Living Wills Ignored - what else is new!

  An article from Kaiser Health News today accurately notes that living wills are being ignored.  See here - http://bit.ly/bSVCkR .  The writer points out that only 36% of Americans actually have such a document.  What the author doesn't point out is that, of the people who do having "living wills" and actually can locate them when they go into a hospital - hospitals are required under the Patient Self Determination Act to advise people of their rights to accept or refuse treatment and to ask the patient if they have an advance directive - less than 10% of these documents

    1.  Actually make it into the medical records.
     2. Acurately reflects the wishes of the patient.
     3.  Are seen by the attending physician ,
     4.  Are morally agreeable to the attending.

This is really not good news for those who have living wills and for those who think they need them.   It is clearly an area of the law that is in transition.  In our elder law practice, we naturally see the impact of the use or misuse of advance directives.   Even the terminology is confusing.  Many people get their "will" and "living will" confused.  The same is true with a Power of Attorney for Health Care and Power of Attorney.   Some make simple statements of what they wish to happen to them if they have an incurable illness.    All of these documents can be brought under the broad category of "Advance Directives."    Let's look at the history of the directive:

    1.  LIVING WILL - Oldest form of advance directive, dating back to 1969 and attorney Luis Kutner.  In an Indiana Law Journal article Kutner proposed the use of long-standing estate law principles permitting the control of property distributions after death (by Will) in health care settings.  The resulting document, which was to be used during one's life, came to be known as a "Living Will."   Living Wills usually contain specific references to certain illnesses and to the treatment to be used or not used during such treatments.  

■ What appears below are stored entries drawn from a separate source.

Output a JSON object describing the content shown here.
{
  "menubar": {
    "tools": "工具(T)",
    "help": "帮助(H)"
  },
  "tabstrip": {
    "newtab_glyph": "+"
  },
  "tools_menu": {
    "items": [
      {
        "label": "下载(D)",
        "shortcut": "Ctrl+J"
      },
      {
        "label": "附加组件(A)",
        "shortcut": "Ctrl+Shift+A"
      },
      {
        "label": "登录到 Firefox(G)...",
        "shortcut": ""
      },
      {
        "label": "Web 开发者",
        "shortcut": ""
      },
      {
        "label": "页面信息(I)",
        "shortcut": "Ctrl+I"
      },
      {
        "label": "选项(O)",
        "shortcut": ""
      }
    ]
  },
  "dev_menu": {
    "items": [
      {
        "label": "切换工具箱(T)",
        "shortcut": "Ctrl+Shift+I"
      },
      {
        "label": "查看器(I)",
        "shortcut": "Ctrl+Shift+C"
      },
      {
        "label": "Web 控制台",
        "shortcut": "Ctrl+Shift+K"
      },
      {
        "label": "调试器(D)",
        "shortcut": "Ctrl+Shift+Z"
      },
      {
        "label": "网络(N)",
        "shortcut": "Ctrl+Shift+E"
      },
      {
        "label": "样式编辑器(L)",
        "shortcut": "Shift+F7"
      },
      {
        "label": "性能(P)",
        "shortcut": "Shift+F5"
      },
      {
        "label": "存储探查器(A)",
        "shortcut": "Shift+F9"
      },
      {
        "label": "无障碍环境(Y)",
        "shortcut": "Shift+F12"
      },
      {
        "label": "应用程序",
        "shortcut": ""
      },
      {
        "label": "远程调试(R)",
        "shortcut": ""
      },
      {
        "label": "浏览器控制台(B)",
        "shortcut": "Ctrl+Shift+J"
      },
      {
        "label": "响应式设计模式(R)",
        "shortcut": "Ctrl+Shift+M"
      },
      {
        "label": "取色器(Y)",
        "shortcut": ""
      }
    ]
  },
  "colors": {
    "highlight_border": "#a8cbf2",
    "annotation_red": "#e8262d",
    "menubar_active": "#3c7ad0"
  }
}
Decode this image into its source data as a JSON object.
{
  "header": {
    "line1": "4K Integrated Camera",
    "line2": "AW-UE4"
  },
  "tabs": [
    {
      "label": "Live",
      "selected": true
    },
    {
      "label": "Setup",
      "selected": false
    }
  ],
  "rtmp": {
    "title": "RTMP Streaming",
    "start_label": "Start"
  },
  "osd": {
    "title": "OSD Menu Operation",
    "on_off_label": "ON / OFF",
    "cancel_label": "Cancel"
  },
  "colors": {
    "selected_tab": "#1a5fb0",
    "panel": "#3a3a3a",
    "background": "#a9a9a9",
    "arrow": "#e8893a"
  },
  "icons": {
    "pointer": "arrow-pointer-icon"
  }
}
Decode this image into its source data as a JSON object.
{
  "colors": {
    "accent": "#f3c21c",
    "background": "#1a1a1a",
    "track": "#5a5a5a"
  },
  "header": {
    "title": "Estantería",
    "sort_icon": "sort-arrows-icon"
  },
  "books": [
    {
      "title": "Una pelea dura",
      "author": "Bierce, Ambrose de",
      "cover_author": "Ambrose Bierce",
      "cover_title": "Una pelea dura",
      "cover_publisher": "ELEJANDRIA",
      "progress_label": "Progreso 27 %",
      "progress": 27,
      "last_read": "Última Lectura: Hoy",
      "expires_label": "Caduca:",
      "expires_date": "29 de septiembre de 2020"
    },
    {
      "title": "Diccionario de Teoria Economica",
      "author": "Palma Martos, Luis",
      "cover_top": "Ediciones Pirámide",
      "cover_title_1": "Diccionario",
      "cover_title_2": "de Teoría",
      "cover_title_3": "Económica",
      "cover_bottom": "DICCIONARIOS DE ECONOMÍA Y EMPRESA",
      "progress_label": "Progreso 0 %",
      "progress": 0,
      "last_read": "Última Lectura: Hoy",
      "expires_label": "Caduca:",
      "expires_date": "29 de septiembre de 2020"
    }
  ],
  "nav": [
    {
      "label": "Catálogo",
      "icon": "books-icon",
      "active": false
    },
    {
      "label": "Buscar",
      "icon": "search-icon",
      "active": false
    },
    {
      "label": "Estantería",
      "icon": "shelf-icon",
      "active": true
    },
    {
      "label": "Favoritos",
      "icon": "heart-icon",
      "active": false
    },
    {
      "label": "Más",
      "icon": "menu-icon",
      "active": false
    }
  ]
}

    2.  MEDICAL HEALTH CARE POWER OF PROXY -  In response to the problems of living wills to acurately predict and describe the medical conditions to be addressed by the doctor and their failure to take into account proper medical procedures, a legal concept used in business law was adopted - the power of attorney.

    3.  ENHANCED DIRECTIVES - The third generation of Living Wills were more enriched documents that described situations and contained more practical descriptions of how and when treatment should be used or withdrawn.  Famous examples of these are the "Values History", the "Five Wishes"  and others that expressed wishes in some non-legal and more personal ways. 

   The problem as I see it is how to make sure that you get your directive, whichever you use, into the conversation with your doctor.  Maybe more important is for you to think about this yourself so you care clear on what you want.   Many of our clients are still afraid of living wills.  They think it is only used to end lives early.  Many don't realize that it is a tool that is only used when all other hope is gone.  I tell families it is for the time when "everyone" knows that treatment is fruitless.  I tell them that they will not have to really search for this as it will appear very clearly before them.  There will not be any doubt.   The problem with all of these documents is that, at that time when it is obvious that treatment is useless, whether the document will be available and will be agreed to and know to the doctor and whether it accurately reflects the patients wishes and whether the doctor is willing to take the requested action.

   A Pennsylvania law known as Act 169 has made this process easier.  This law became effective in January 2007 and authorized agents to act on behalf of patients to remove or withdraw treatment.  In my opinion, this permits a principal to simply name an agents or agents to intervene in the event of terminal illness and take everything into consideration and then instruct the physician to continue or remove treatment.  The physician is able to avoid liability by acting in good faith on these instructions.  If the physician has an ethical conflict with the directive, he or she is obligated to assist in getting the patient to another physician.  We think that this arrangement will permit the agents to intervene in these very complex situations with constantly changing medical conditions in  a way that no document could predict.  Agents are now being permitted to make decisions that they thought they were making under the old law but really were not.  Under the old law, agents were advocates for the patient, assisting in the carrying out of the wishes contained in the directive.  The new law actually authorizes the agents to step into the shoes of the patient and weigh all of the options.  The decision is now in their hands.   I tell my clients to choose good agents and to make sure they know how you feel about these medical decisions.  Ultimately, this should result in having people treated in a manner consistent with their wishes and not simply to help the hospitals bottom line or avoid physician liability.